When it’s a small volume production or prototyping, Laser Cutting can be more cost-effective compared to Chemical Etching. When you need industrial mass production however, Laser Cutting loses its advantage in costs.

(2) Lead Time

With Laser Cutting you can’t produce multiple parts simultaneously, while with Chemical Etching you can. Compared to Laser Cutting, which can only deal with one component at a time, Chemical Etching is a process that produces large amount of products in every run. When production volume is very low, Laser Cutting has advantage in speed over Chemical Etching.

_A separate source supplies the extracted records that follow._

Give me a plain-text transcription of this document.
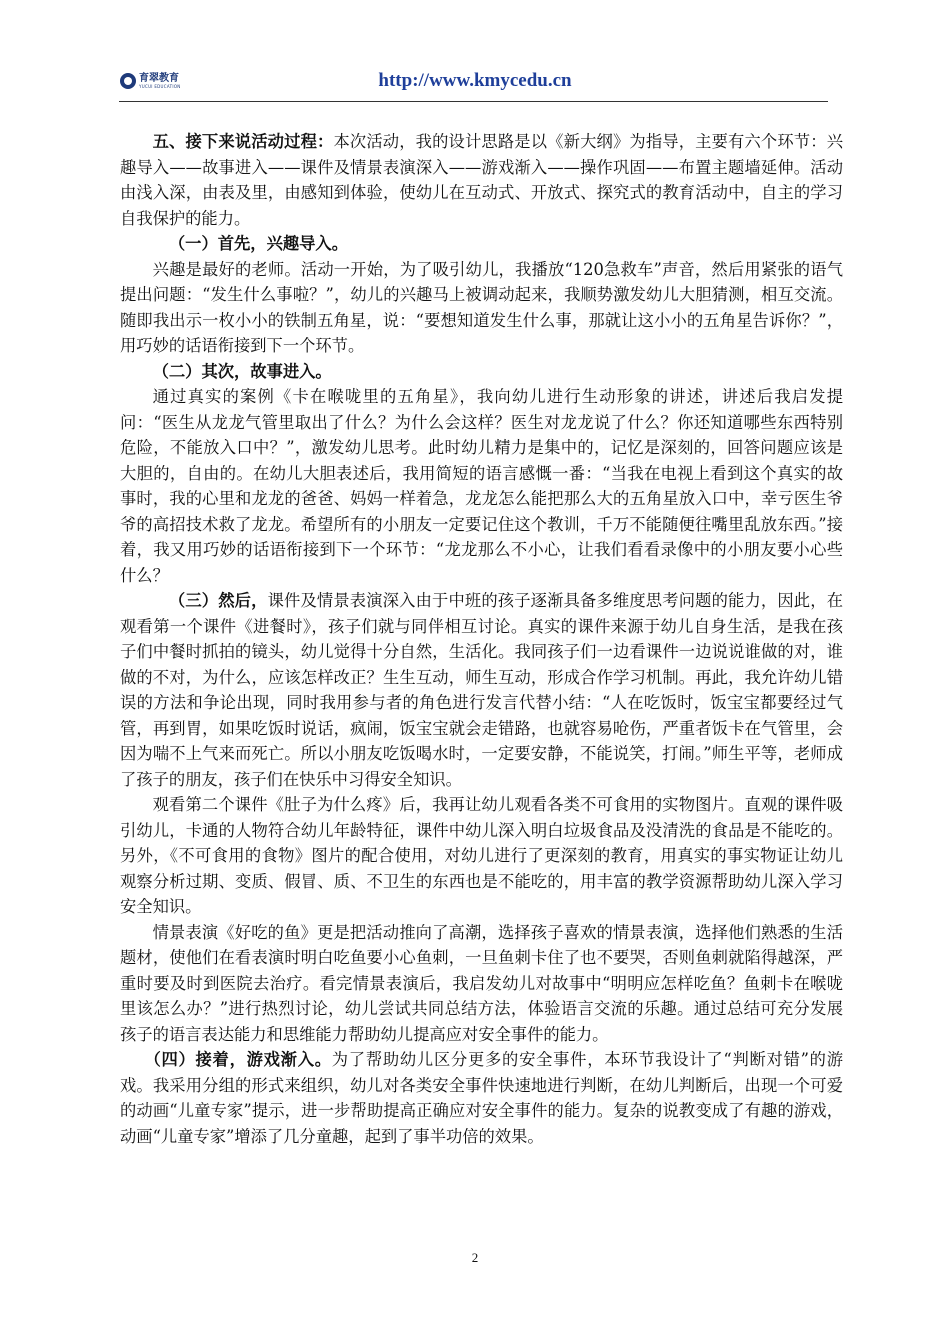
育翠教育
YUCUI EDUCATION	http://www.kmycedu.cn

五、接下来说活动过程：本次活动，我的设计思路是以《新大纲》为指导，主要有六个环节：兴趣导入——故事进入——课件及情景表演深入——游戏渐入——操作巩固——布置主题墙延伸。活动由浅入深，由表及里，由感知到体验，使幼儿在互动式、开放式、探究式的教育活动中，自主的学习自我保护的能力。

（一）首先，兴趣导入。

兴趣是最好的老师。活动一开始，为了吸引幼儿，我播放“120急救车”声音，然后用紧张的语气提出问题：“发生什么事啦？”，幼儿的兴趣马上被调动起来，我顺势激发幼儿大胆猜测，相互交流。随即我出示一枚小小的铁制五角星，说：“要想知道发生什么事，那就让这小小的五角星告诉你？”，用巧妙的话语衔接到下一个环节。

（二）其次，故事进入。

通过真实的案例《卡在喉咙里的五角星》，我向幼儿进行生动形象的讲述，讲述后我启发提问：“医生从龙龙气管里取出了什么？为什么会这样？医生对龙龙说了什么？你还知道哪些东西特别危险，不能放入口中？”，激发幼儿思考。此时幼儿精力是集中的，记忆是深刻的，回答问题应该是大胆的，自由的。在幼儿大胆表述后，我用简短的语言感慨一番：“当我在电视上看到这个真实的故事时，我的心里和龙龙的爸爸、妈妈一样着急，龙龙怎么能把那么大的五角星放入口中，幸亏医生爷爷的高招技术救了龙龙。希望所有的小朋友一定要记住这个教训，千万不能随便往嘴里乱放东西。”接着，我又用巧妙的话语衔接到下一个环节：“龙龙那么不小心，让我们看看录像中的小朋友要小心些什么？

（三）然后，课件及情景表演深入由于中班的孩子逐渐具备多维度思考问题的能力，因此，在观看第一个课件《进餐时》，孩子们就与同伴相互讨论。真实的课件来源于幼儿自身生活，是我在孩子们中餐时抓拍的镜头，幼儿觉得十分自然，生活化。我同孩子们一边看课件一边说说谁做的对，谁做的不对，为什么，应该怎样改正？生生互动，师生互动，形成合作学习机制。再此，我允许幼儿错误的方法和争论出现，同时我用参与者的角色进行发言代替小结：“人在吃饭时，饭宝宝都要经过气管，再到胃，如果吃饭时说话，疯闹，饭宝宝就会走错路，也就容易呛伤，严重者饭卡在气管里，会因为喘不上气来而死亡。所以小朋友吃饭喝水时，一定要安静，不能说笑，打闹。”师生平等，老师成了孩子的朋友，孩子们在快乐中习得安全知识。

观看第二个课件《肚子为什么疼》后，我再让幼儿观看各类不可食用的实物图片。直观的课件吸引幼儿，卡通的人物符合幼儿年龄特征，课件中幼儿深入明白垃圾食品及没清洗的食品是不能吃的。另外，《不可食用的食物》图片的配合使用，对幼儿进行了更深刻的教育，用真实的事实物证让幼儿观察分析过期、变质、假冒、质、不卫生的东西也是不能吃的，用丰富的教学资源帮助幼儿深入学习安全知识。

情景表演《好吃的鱼》更是把活动推向了高潮，选择孩子喜欢的情景表演，选择他们熟悉的生活题材，使他们在看表演时明白吃鱼要小心鱼刺，一旦鱼刺卡住了也不要哭，否则鱼刺就陷得越深，严重时要及时到医院去治疗。看完情景表演后，我启发幼儿对故事中“明明应怎样吃鱼？鱼刺卡在喉咙里该怎么办？”进行热烈讨论，幼儿尝试共同总结方法，体验语言交流的乐趣。通过总结可充分发展孩子的语言表达能力和思维能力帮助幼儿提高应对安全事件的能力。

（四）接着，游戏渐入。为了帮助幼儿区分更多的安全事件，本环节我设计了“判断对错”的游戏。我采用分组的形式来组织，幼儿对各类安全事件快速地进行判断，在幼儿判断后，出现一个可爱的动画“儿童专家”提示，进一步帮助提高正确应对安全事件的能力。复杂的说教变成了有趣的游戏，动画“儿童专家”增添了几分童趣，起到了事半功倍的效果。

2
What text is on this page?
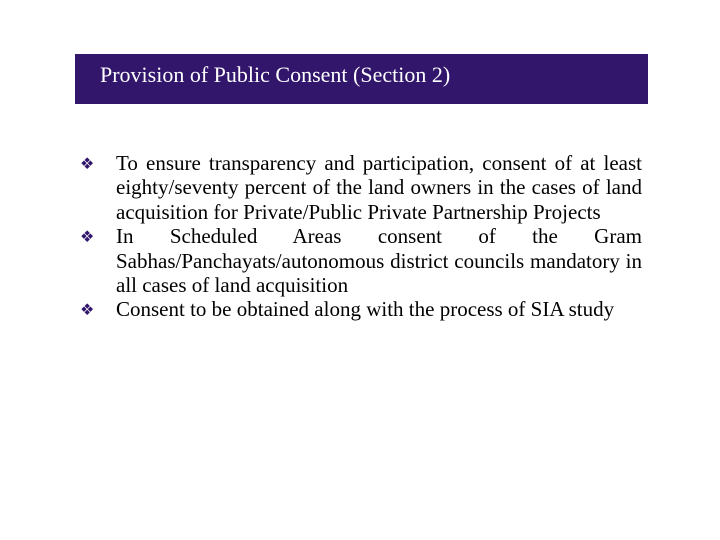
Provision of Public Consent (Section 2)
❖ To ensure transparency and participation, consent of at least eighty/seventy percent of the land owners in the cases of land acquisition for Private/Public Private Partnership Projects
❖ In Scheduled Areas consent of the Gram Sabhas/Panchayats/autonomous district councils mandatory in all cases of land acquisition
❖ Consent to be obtained along with the process of SIA study
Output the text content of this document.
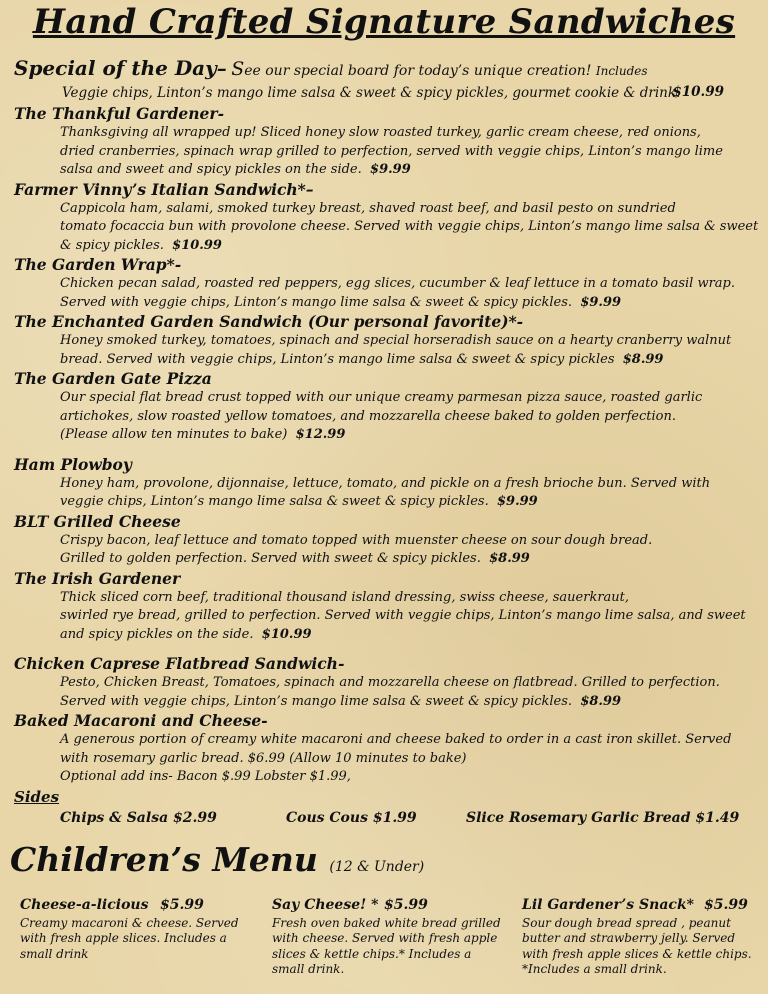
Hand Crafted Signature Sandwiches
Special of the Day– See our special board for today’s unique creation! Includes
Veggie chips, Linton’s mango lime salsa & sweet & spicy pickles, gourmet cookie & drink.
$10.99

The Thankful Gardener-

Thanksgiving all wrapped up! Sliced honey slow roasted turkey, garlic cream cheese, red onions,
dried cranberries, spinach wrap grilled to perfection, served with veggie chips, Linton’s mango lime
salsa and sweet and spicy pickles on the side. $9.99

Farmer Vinny’s Italian Sandwich*–

Cappicola ham, salami, smoked turkey breast, shaved roast beef, and basil pesto on sundried
tomato focaccia bun with provolone cheese. Served with veggie chips, Linton’s mango lime salsa & sweet
& spicy pickles. $10.99

The Garden Wrap*-

Chicken pecan salad, roasted red peppers, egg slices, cucumber & leaf lettuce in a tomato basil wrap.
Served with veggie chips, Linton’s mango lime salsa & sweet & spicy pickles. $9.99

The Enchanted Garden Sandwich (Our personal favorite)*-

Honey smoked turkey, tomatoes, spinach and special horseradish sauce on a hearty cranberry walnut
bread. Served with veggie chips, Linton’s mango lime salsa & sweet & spicy pickles $8.99

The Garden Gate Pizza

Our special flat bread crust topped with our unique creamy parmesan pizza sauce, roasted garlic
artichokes, slow roasted yellow tomatoes, and mozzarella cheese baked to golden perfection.
(Please allow ten minutes to bake) $12.99

Ham Plowboy

Honey ham, provolone, dijonnaise, lettuce, tomato, and pickle on a fresh brioche bun. Served with
veggie chips, Linton’s mango lime salsa & sweet & spicy pickles. $9.99

BLT Grilled Cheese

Crispy bacon, leaf lettuce and tomato topped with muenster cheese on sour dough bread.
Grilled to golden perfection. Served with sweet & spicy pickles. $8.99

The Irish Gardener

Thick sliced corn beef, traditional thousand island dressing, swiss cheese, sauerkraut,
swirled rye bread, grilled to perfection. Served with veggie chips, Linton’s mango lime salsa, and sweet
and spicy pickles on the side. $10.99

Chicken Caprese Flatbread Sandwich-

Pesto, Chicken Breast, Tomatoes, spinach and mozzarella cheese on flatbread. Grilled to perfection.
Served with veggie chips, Linton’s mango lime salsa & sweet & spicy pickles. $8.99

Baked Macaroni and Cheese-

A generous portion of creamy white macaroni and cheese baked to order in a cast iron skillet. Served
with rosemary garlic bread. $6.99 (Allow 10 minutes to bake)
Optional add ins- Bacon $.99 Lobster $1.99,

Sides
Chips & Salsa $2.99	Cous Cous $1.99	Slice Rosemary Garlic Bread $1.49
Children’s Menu (12 & Under)
Cheese-a-licious $5.99
Creamy macaroni & cheese. Served with fresh apple slices. Includes a small drink
Say Cheese! * $5.99
Fresh oven baked white bread grilled with cheese. Served with fresh apple slices & kettle chips.* Includes a small drink.
Lil Gardener’s Snack* $5.99
Sour dough bread spread , peanut butter and strawberry jelly. Served with fresh apple slices & kettle chips. *Includes a small drink.
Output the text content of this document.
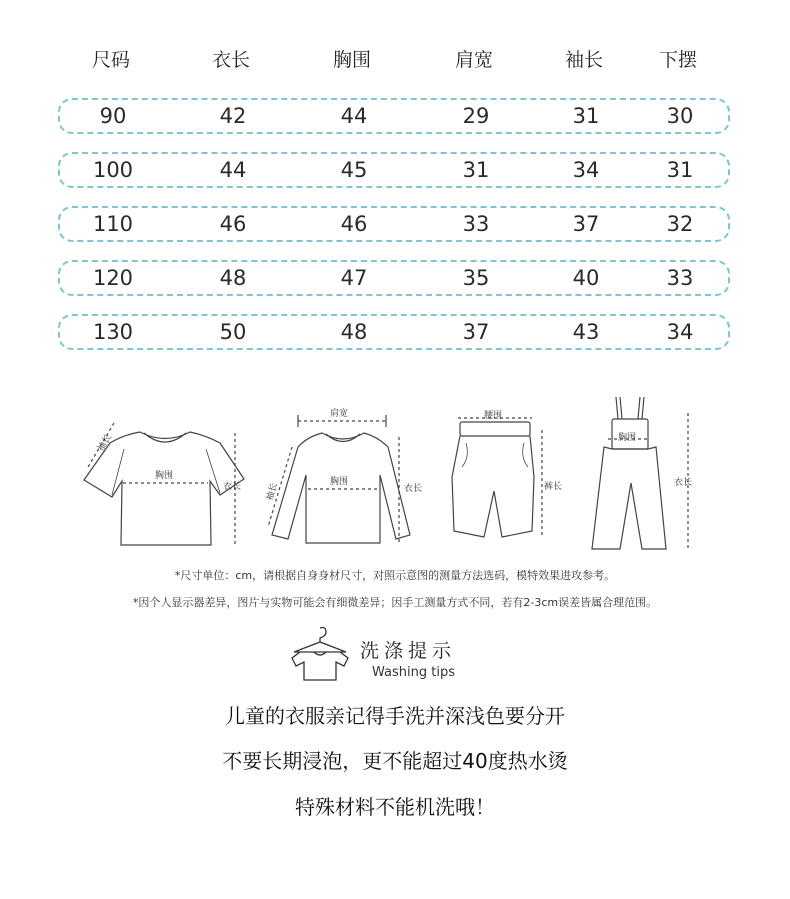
尺码	衣长	胸围	肩宽	袖长	下摆
90	42	44	29	31	30
100	44	45	31	34	31
110	46	46	33	37	32
120	48	47	35	40	33
130	50	48	37	43	34
胸围
衣长
袖长
肩宽
胸围
衣长
袖长
腰围
裤长
胸围
衣长
*尺寸单位：cm，请根据自身身材尺寸，对照示意图的测量方法选码，模特效果进攻参考。
*因个人显示器差异，图片与实物可能会有细微差异；因手工测量方式不同，若有2-3cm误差皆属合理范围。
洗涤提示
Washing tips
儿童的衣服亲记得手洗并深浅色要分开
不要长期浸泡，更不能超过40度热水烫
特殊材料不能机洗哦！
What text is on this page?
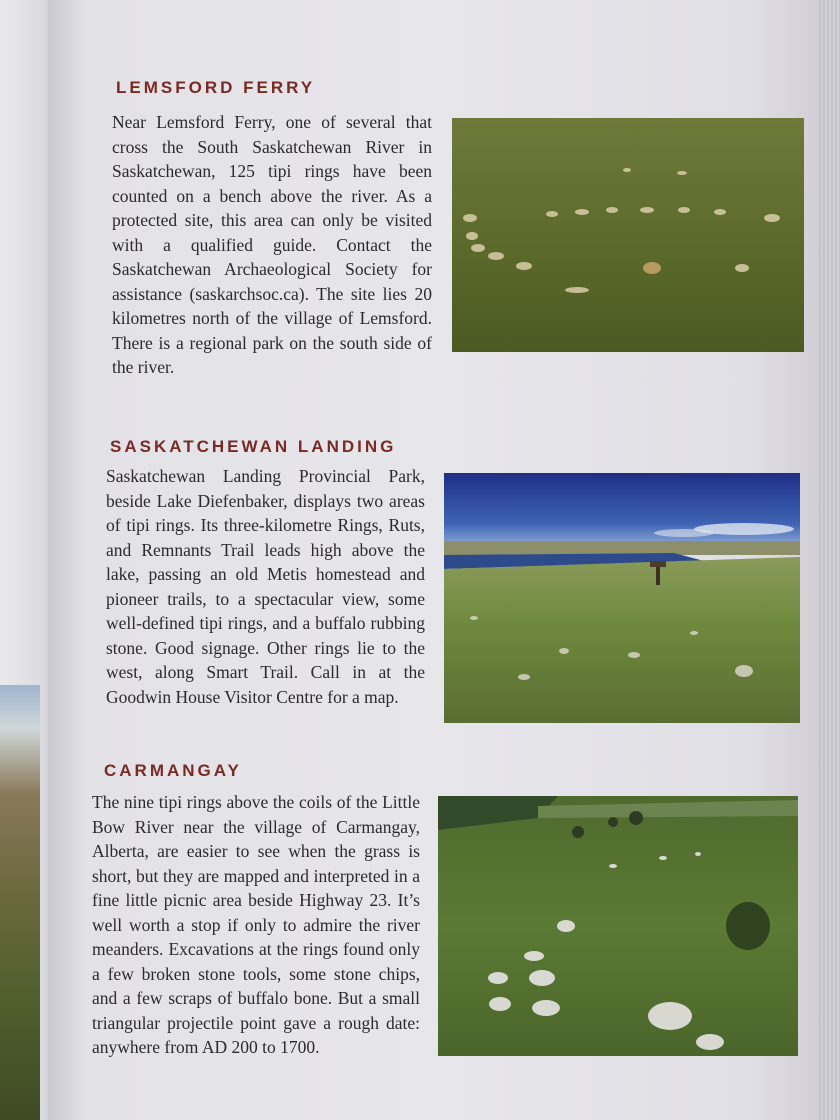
LEMSFORD FERRY

Near Lemsford Ferry, one of several that cross the South Saskatchewan River in Saskatchewan, 125 tipi rings have been counted on a bench above the river. As a protected site, this area can only be visited with a qualified guide. Contact the Saskatchewan Archaeological Society for assistance (saskarchsoc.ca). The site lies 20 kilometres north of the village of Lemsford. There is a regional park on the south side of the river.

SASKATCHEWAN LANDING

Saskatchewan Landing Provincial Park, beside Lake Diefenbaker, displays two areas of tipi rings. Its three-kilometre Rings, Ruts, and Remnants Trail leads high above the lake, passing an old Metis homestead and pioneer trails, to a spectacular view, some well-defined tipi rings, and a buffalo rubbing stone. Good signage. Other rings lie to the west, along Smart Trail. Call in at the Goodwin House Visitor Centre for a map.

CARMANGAY

The nine tipi rings above the coils of the Little Bow River near the village of Carmangay, Alberta, are easier to see when the grass is short, but they are mapped and interpreted in a fine little picnic area beside Highway 23. It’s well worth a stop if only to admire the river meanders. Excavations at the rings found only a few broken stone tools, some stone chips, and a few scraps of buffalo bone. But a small triangular projectile point gave a rough date: anywhere from AD 200 to 1700.
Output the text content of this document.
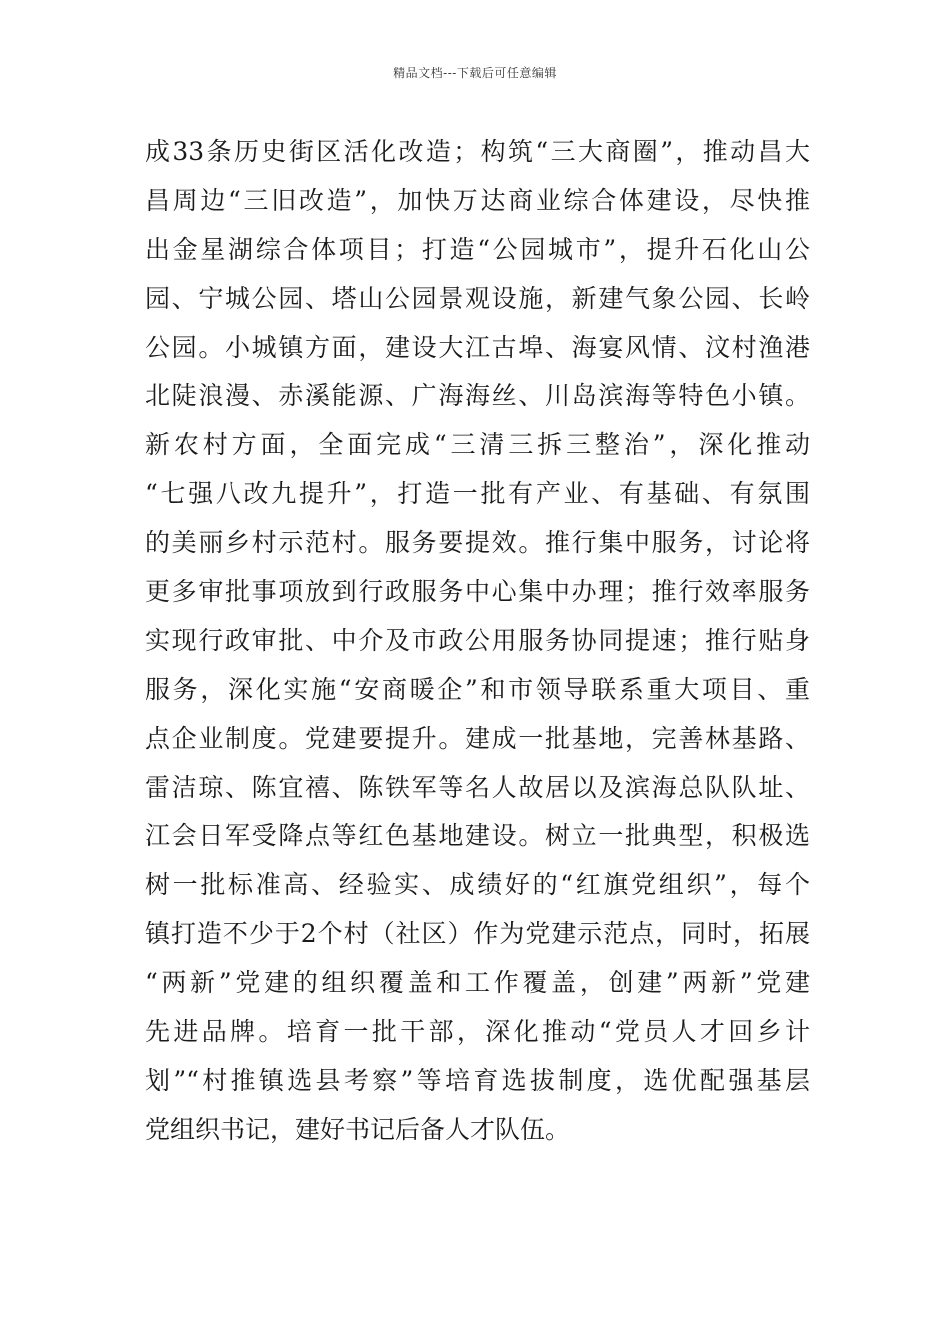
精品文档---下载后可任意编辑
成33条历史街区活化改造；构筑“三大商圈”，推动昌大
昌周边“三旧改造”，加快万达商业综合体建设，尽快推
出金星湖综合体项目；打造“公园城市”，提升石化山公
园、宁城公园、塔山公园景观设施，新建气象公园、长岭
公园。小城镇方面，建设大江古埠、海宴风情、汶村渔港
北陡浪漫、赤溪能源、广海海丝、川岛滨海等特色小镇。
新农村方面，全面完成“三清三拆三整治”，深化推动
“七强八改九提升”，打造一批有产业、有基础、有氛围
的美丽乡村示范村。服务要提效。推行集中服务，讨论将
更多审批事项放到行政服务中心集中办理；推行效率服务
实现行政审批、中介及市政公用服务协同提速；推行贴身
服务，深化实施“安商暖企”和市领导联系重大项目、重
点企业制度。党建要提升。建成一批基地，完善林基路、
雷洁琼、陈宜禧、陈铁军等名人故居以及滨海总队队址、
江会日军受降点等红色基地建设。树立一批典型，积极选
树一批标准高、经验实、成绩好的“红旗党组织”，每个
镇打造不少于2个村（社区）作为党建示范点，同时，拓展
“两新”党建的组织覆盖和工作覆盖，创建”两新”党建
先进品牌。培育一批干部，深化推动“党员人才回乡计
划”“村推镇选县考察”等培育选拔制度，选优配强基层
党组织书记，建好书记后备人才队伍。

However, when it is industrial production, lead time of Chemical Etching is shorter.

(3) Design Complexity

Chemical Etching and Laser Cutting are both flexible regarding design. When the design is very complex however, Laser Cutting will often take a much longer time since it can only deal with one part/feature after another while Chemical Etching works on the complete design simultaneously and can deliver a large amount of product in one run.

(4) Quality/Accuracy

Chemical Etching is a high precision process that does not change the properties of metals such as hardness, grain structure, or ductility. In addition, it allows you to create ultra-precision thin metal parts, burr and stress free. Laser Cutting, on the other hand, is a thermal process which results in thermal stress, as well as micro burrs.

Compared to Laser Cutting, Chemical Etching is the more optimal choice when it is large volume production of precision thin metal parts, especially when the design is complex and quality/accuracy demand is high.